A Linux community distribution of OpenStack, for CentOS and RedHat Linux

rescue

Recovering a system which is not able to boot cleanly.

DNS

Domain Name Service, which maps from hostnames to TCP/IP addresses.

hypervisor

The computer which hosts a number of virtual machines.

tuned

A tool for automatically configuring Linux machines based on their roles.

rebuild

Return a virtual machine to its base configuration.

cernops

CERN operations source code repository for open source software on GitHub at http://github.com/cernops

metadata

A set of key value pairs which can be associated with a VM, image, flavor or other objects.

ntp

The internet network time protocol used to synchronise machines with a good time reference such as the ip-time-1 server at CERN.

Knative

Knative provides three components for facilitating deployment of an app as a cloud function on Kubernetes: Serving, Eventing, and Build.
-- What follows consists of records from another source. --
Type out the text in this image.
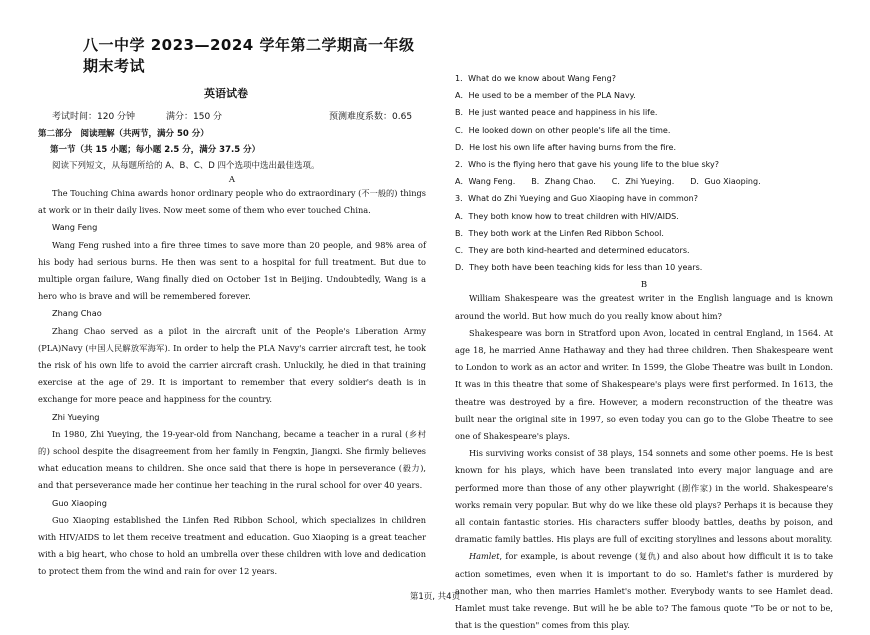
八一中学 2023—2024 学年第二学期高一年级期末考试
英语试卷
考试时间：120 分钟	满分：150 分	预测难度系数：0.65
第二部分　阅读理解（共两节，满分 50 分）
第一节（共 15 小题；每小题 2.5 分，满分 37.5 分）
阅读下列短文，从每题所给的 A、B、C、D 四个选项中选出最佳选项。
A

The Touching China awards honor ordinary people who do extraordinary (不一般的) things at work or in their daily lives. Now meet some of them who ever touched China.

Wang Feng

Wang Feng rushed into a fire three times to save more than 20 people, and 98% area of his body had serious burns. He then was sent to a hospital for full treatment. But due to multiple organ failure, Wang finally died on October 1st in Beijing. Undoubtedly, Wang is a hero who is brave and will be remembered forever.

Zhang Chao

Zhang Chao served as a pilot in the aircraft unit of the People's Liberation Army (PLA)Navy (中国人民解放军海军). In order to help the PLA Navy's carrier aircraft test, he took the risk of his own life to avoid the carrier aircraft crash. Unluckily, he died in that training exercise at the age of 29. It is important to remember that every soldier's death is in exchange for more peace and happiness for the country.

Zhi Yueying

In 1980, Zhi Yueying, the 19-year-old from Nanchang, became a teacher in a rural (乡村的) school despite the disagreement from her family in Fengxin, Jiangxi. She firmly believes what education means to children. She once said that there is hope in perseverance (毅力), and that perseverance made her continue her teaching in the rural school for over 40 years.

Guo Xiaoping

Guo Xiaoping established the Linfen Red Ribbon School, which specializes in children with HIV/AIDS to let them receive treatment and education. Guo Xiaoping is a great teacher with a big heart, who chose to hold an umbrella over these children with love and dedication to protect them from the wind and rain for over 12 years.

1．What do we know about Wang Feng?
A．He used to be a member of the PLA Navy.
B．He just wanted peace and happiness in his life.
C．He looked down on other people's life all the time.
D．He lost his own life after having burns from the fire.
2．Who is the flying hero that gave his young life to the blue sky?
A．Wang Feng. B．Zhang Chao. C．Zhi Yueying. D．Guo Xiaoping.
3．What do Zhi Yueying and Guo Xiaoping have in common?
A．They both know how to treat children with HIV/AIDS.
B．They both work at the Linfen Red Ribbon School.
C．They are both kind-hearted and determined educators.
D．They both have been teaching kids for less than 10 years.
B

William Shakespeare was the greatest writer in the English language and is known around the world. But how much do you really know about him?

Shakespeare was born in Stratford upon Avon, located in central England, in 1564. At age 18, he married Anne Hathaway and they had three children. Then Shakespeare went to London to work as an actor and writer. In 1599, the Globe Theatre was built in London. It was in this theatre that some of Shakespeare's plays were first performed. In 1613, the theatre was destroyed by a fire. However, a modern reconstruction of the theatre was built near the original site in 1997, so even today you can go to the Globe Theatre to see one of Shakespeare's plays.

His surviving works consist of 38 plays, 154 sonnets and some other poems. He is best known for his plays, which have been translated into every major language and are performed more than those of any other playwright (剧作家) in the world. Shakespeare's works remain very popular. But why do we like these old plays? Perhaps it is because they all contain fantastic stories. His characters suffer bloody battles, deaths by poison, and dramatic family battles. His plays are full of exciting storylines and lessons about morality.

Hamlet, for example, is about revenge (复仇) and also about how difficult it is to take action sometimes, even when it is important to do so. Hamlet's father is murdered by another man, who then marries Hamlet's mother. Everybody wants to see Hamlet dead. Hamlet must take revenge. But will he be able to? The famous quote "To be or not to be, that is the question" comes from this play.

第1页, 共4页
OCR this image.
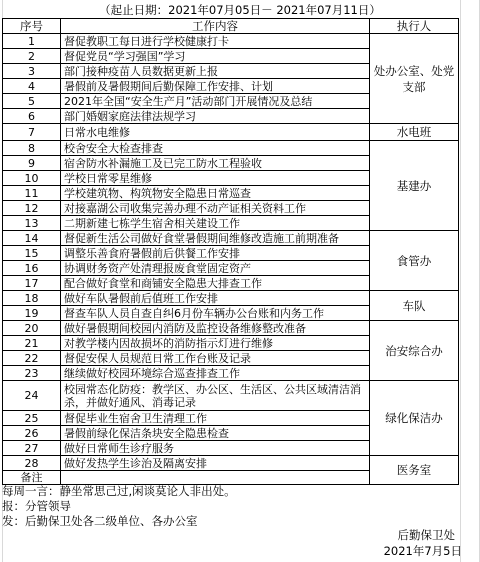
（起止日期：2021年07月05日－ 2021年07月11日）
序号	工作内容	执行人
1	督促教职工每日进行学校健康打卡	处办公室、处党支部
2	督促党员“学习强国”学习	
3	部门接种疫苗人员数据更新上报	
4	暑假前及暑假期间后勤保障工作安排、计划	
5	2021年全国“安全生产月”活动部门开展情况及总结	
6	部门婚姻家庭法律法规学习	
7	日常水电维修	水电班
8	校舍安全大检查排查	基建办
9	宿舍防水补漏施工及已完工防水工程验收	
10	学校日常零星维修	
11	学校建筑物、构筑物安全隐患日常巡查	
12	对接嘉湖公司收集完善办理不动产证相关资料工作	
13	二期新建七栋学生宿舍相关建设工作	
14	督促新生活公司做好食堂暑假期间维修改造施工前期准备	食管办
15	调整乐善食府暑假前后供餐工作安排	
16	协调财务资产处清理报废食堂固定资产	
17	配合做好食堂和商铺安全隐患大排查工作	
18	做好车队暑假前后值班工作安排	车队
19	督查车队人员自查自纠6月份车辆办公台账和内务工作	
20	做好暑假期间校园内消防及监控设备维修整改准备	治安综合办
21	对教学楼内因故损坏的消防指示灯进行维修	
22	督促安保人员规范日常工作台账及记录	
23	继续做好校园环境综合巡查排查工作	
24	校园常态化防疫：教学区、办公区、生活区、公共区域清洁消杀，并做好通风、消毒记录	绿化保洁办
25	督促毕业生宿舍卫生清理工作	
26	暑假前绿化保洁条块安全隐患检查	
27	做好日常师生诊疗服务	
28	做好发热学生诊治及隔离安排	医务室
备注		
每周一言：静坐常思己过,闲谈莫论人非出处。
报：分管领导
发：后勤保卫处各二级单位、各办公室
后勤保卫处
2021年7月5日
It does so by extending the Kubernetes API with its own CRDs and corresponding custom controllers. As of July 2019, it depends on Istio.

Istio

An open source service mesh offering by Google, IBM, Lyft, and others. Used by Knative.

service mesh

A framework that facilitates various aspects of managing an app distributed over the network, such as: service discovery; inter-service communication; routing; circuit breaking; access control and authentication; and telemetry, logging, and metrics.

cloud function

A self-contained program that runs on a server only temporarily, in response to events. Typically, the function responds to events dispatched over HTTP by a pre-defined source (e.g. S3 events, GitLab/GitHub webhooks, etc.). It is the basic unit of Function-as-a-Service architecture and the most common example of serverless architecture.

serverless architecture

A pattern for deploying applications on temporary servers, instead of persistent servers. According to this pattern, apps are automatically deployed and scaled based on demand. Among the primary benefits is dynamic, horizontal scaling of workloads, which involves creating many independent instances when demand is high and tearing them down when demand is low. Among the primary drawbacks are the latency of the intial app startup and the need to maintain a relatively small piece of logic as a separate service.